As always, today started out with the regular weekly agents’ meeting.  I had no trouble at all getting to the office on time despite a somewhat late start.  Expressway traffic was notably lighter than usual and I had no delays at a normally brutal traffic light near the office.  I have no idea why things were so nice, but I’m not about to look a gift horse in the mouth.  So to speak.  I learned one interesting bit of information at the meeting.  It’s always been my understanding that the chances of making a sale when a customer says “let me think about it” are pretty close to a goose egg.  [Two animal analogies in four sentences, is that significant?]  This issue came up for discussion, not at my prompting, and one of the managers said that with enough experience and skill an agent can hope to transform up to one-third of those responses into sales.  I was most surprised, apparently it isn’t as hopeless a situation as I had feared.  We also found out that the meet-the-quota pressure is being ratcheted way up.  I’m really going to have to step up my activities.

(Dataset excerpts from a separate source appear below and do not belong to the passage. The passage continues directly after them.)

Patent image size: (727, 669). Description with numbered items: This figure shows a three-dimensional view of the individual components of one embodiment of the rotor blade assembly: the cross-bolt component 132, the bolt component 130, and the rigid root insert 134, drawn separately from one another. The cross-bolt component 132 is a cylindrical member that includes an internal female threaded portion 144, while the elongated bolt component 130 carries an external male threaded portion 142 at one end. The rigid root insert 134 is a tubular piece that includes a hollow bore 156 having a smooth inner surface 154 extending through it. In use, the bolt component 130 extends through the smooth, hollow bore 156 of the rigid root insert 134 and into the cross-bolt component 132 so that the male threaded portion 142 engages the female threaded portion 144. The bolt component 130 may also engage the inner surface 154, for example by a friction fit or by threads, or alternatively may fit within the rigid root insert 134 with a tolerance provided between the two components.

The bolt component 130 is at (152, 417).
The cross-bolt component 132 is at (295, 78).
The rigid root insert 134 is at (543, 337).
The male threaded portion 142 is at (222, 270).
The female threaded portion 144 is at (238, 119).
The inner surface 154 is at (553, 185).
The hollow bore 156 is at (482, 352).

After taking care of some non-work-related matters I made the lengthy trek to Chipmunk Junction for a 5 pm sales call.  Westbound traffic on the main (actually, just about only) road through the area was nearly bumper-to-bumper, and keep in mind it gets much worse in the summer.  Even though I was going against the main flow of traffic it was still pretty slow going.  The call itself went very well, the customer and his wife purchased a fairly large policy, and because their prior policy had lapsed over a year ago they are considered new customers and a higher commission rate applies.  I didn’t earn enough from this one sale to “make my week,” especially after last week’s washout, but it’s certainly a good start.  What’s more, it may lead to some additional sales.  The customer had worked for a construction business which had taken out policies on its workers, and deducted the premiums from their pay.  About a year and a half ago, the company stopped doing so and all the policies lapsed.  When I had spoken to the office manager a few weeks ago she told me that the workers were mostly young men who felt invincible, and therefore wouldn’t be interested if I tried to sell directly to them.  When I recounted this conversation to today’s customer he laughed at the office manager’s presumptiousness.   Although he now works for a different company he’s still friends with some of his former co-workers, and gave the the number to one of them.  I later called this man and scheduled a sales call for Wednesday evening.  He still works for the company, and I’m hoping I get start a “chain” of referrals and sell to more employees.

Today’s call took longer than usual, almost 90 minutes, because the customer had to translate everything for his wife, who doesn’t speak English.  Although it had been light out when I entered his house, it was fully dark when I left.  Living in a fairly densely populated suburban area with plenty of streetlights, I had forgotten just how dark it can get in a wooded semi-rural area with no outside lighting.  When I stepped outside on this nearly moonless night it was as if I plunged into a pool of blackness.  It was impossible to see my car, which was parked less than 50 feet away.  If I hadn’t been able to flash its lights via a button on my key fob I’d probably have been wandering around in the dark for several minutes until I finally stumbled into the car.  One cool thing was looking up and seeing a vast array of stars, it’s rare that I can see anything close to so many.  One less-than-cool thing is that by the time I got home, a trip delayed by my call to the referral, it was so late that there was no point in going to the gym.  I thought I’d gotten into a one-day-on, one-day-off routine, missing two days in a row is not what I want.